Handball
SC im Kellerduell unter Zugzwang
Frankenthal. Die SG Lambsheim/Frankenthal hat in der Handball-Pfalzliga der Damen den Klassenverbleib schon unter Dach und Fach und kann das letzte Heimspiel gegen die HSG Mutterstadt/Ruchheim entspannt angehen. Der SC Bobenheim-Roxheim muss dagegen noch zittern. Mit einem Sieg beim Vorletzten, der HSG Dudenhofen/Schifferstadt, kann sich auch das Team von Heiko Breth retten.
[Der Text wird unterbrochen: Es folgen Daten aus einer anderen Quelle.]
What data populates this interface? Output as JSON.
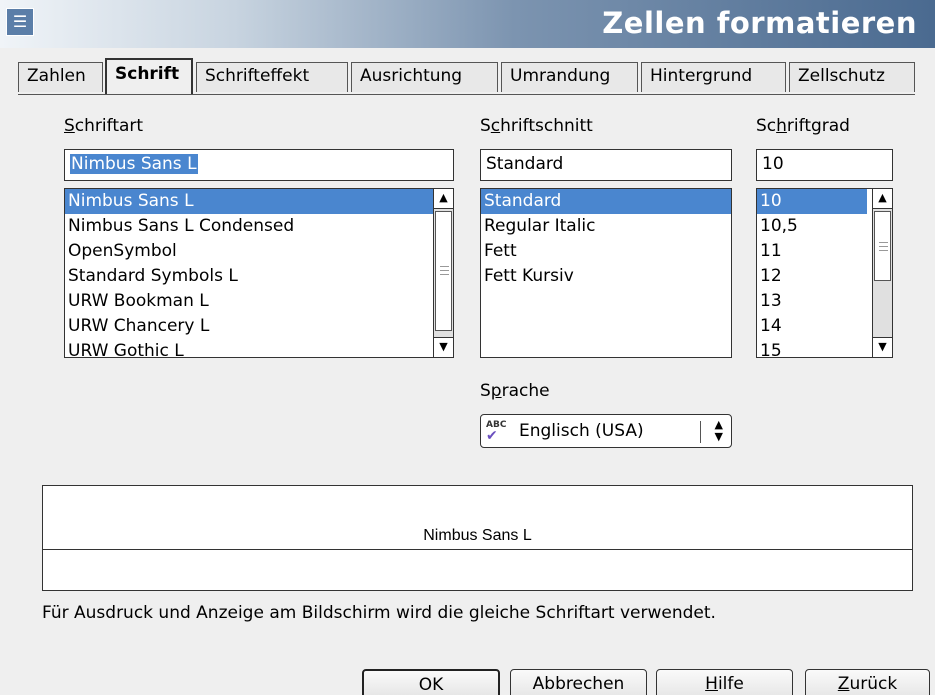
{
  "window": {
    "title": "Zellen formatieren"
  },
  "tabs": [
    {
      "label": "Zahlen"
    },
    {
      "label": "Schrift"
    },
    {
      "label": "Schrifteffekt"
    },
    {
      "label": "Ausrichtung"
    },
    {
      "label": "Umrandung"
    },
    {
      "label": "Hintergrund"
    },
    {
      "label": "Zellschutz"
    }
  ],
  "active_tab": "Schrift",
  "font": {
    "label_accel": "S",
    "label_rest": "chriftart",
    "value": "Nimbus Sans L",
    "items": [
      {
        "label": "Nimbus Sans L",
        "selected": true
      },
      {
        "label": "Nimbus Sans L Condensed"
      },
      {
        "label": "OpenSymbol"
      },
      {
        "label": "Standard Symbols L"
      },
      {
        "label": "URW Bookman L"
      },
      {
        "label": "URW Chancery L"
      },
      {
        "label": "URW Gothic L"
      }
    ]
  },
  "style": {
    "label_pre": "S",
    "label_accel": "c",
    "label_rest": "hriftschnitt",
    "value": "Standard",
    "items": [
      {
        "label": "Standard",
        "selected": true
      },
      {
        "label": "Regular Italic"
      },
      {
        "label": "Fett"
      },
      {
        "label": "Fett Kursiv"
      }
    ]
  },
  "size": {
    "label_pre": "Sc",
    "label_accel": "h",
    "label_rest": "riftgrad",
    "value": "10",
    "items": [
      {
        "label": "10",
        "selected": true
      },
      {
        "label": "10,5"
      },
      {
        "label": "11"
      },
      {
        "label": "12"
      },
      {
        "label": "13"
      },
      {
        "label": "14"
      },
      {
        "label": "15"
      }
    ]
  },
  "language": {
    "label_pre": "S",
    "label_accel": "p",
    "label_rest": "rache",
    "icon_text": "ABC",
    "value": "Englisch (USA)"
  },
  "preview": {
    "sample": "Nimbus Sans L"
  },
  "info_text": "Für Ausdruck und Anzeige am Bildschirm wird die gleiche Schriftart verwendet.",
  "buttons": {
    "ok": "OK",
    "cancel": "Abbrechen",
    "help_accel": "H",
    "help_rest": "ilfe",
    "reset_accel": "Z",
    "reset_rest": "urück"
  },
  "colors": {
    "selection": "#4a86cf",
    "dialog_bg": "#efefef"
  }
}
Vier Mannschaften haben vor den letzten beiden Saisonspielen noch die Gelegenheit den Klassenerhalt aus eigener Kraft zu sichern. Aktuell führt die Sieben von Heiko Breth, der SC Bobenheim-Roxheim, dieses Quartett an. Sicher ist: Der Letzte steigt ab. Der Vorletzte, aktuell die HSG Dudenhofen/Schifferstadt, wäre nur gerettet, wenn sich der TSV Kandel in den Aufstiegsspielen durchsetzt und in der kommenden Runde in der Oberliga aufläuft.
Am Samstag (19 Uhr) in der neuen Kreissporthalle in Schifferstadt hat die Breth-Sieben die Chance, sich mit zwei weiteren Zählern ein weiteres Jahr Pfalzliga zu sichern. „Wir müssen dieses Duell einfach gewinnen. Doch wir dürfen keinesfalls verkrampfen“, sagt Breth. Nach derzeitigem Stand könnte theoretisch sogar noch Schlusslicht HSG Landau/Land am SC vorbeiziehen. Doch das will der SC natürlich vermeiden. Im Hinspiel führte Bobenheim-Roxheim teilweise schon mit acht Toren. Am Ende reichte es zu einem 27:25-Sieg. Breth setzt auf eine stabile Defensive. Die Gastgeber haben sich vor einigen Wochen von Trainer Bruno Caldarelli getrennt. Christian Grill und Arnd Bäuerle haben jetzt das Sagen an der Seitenlinie.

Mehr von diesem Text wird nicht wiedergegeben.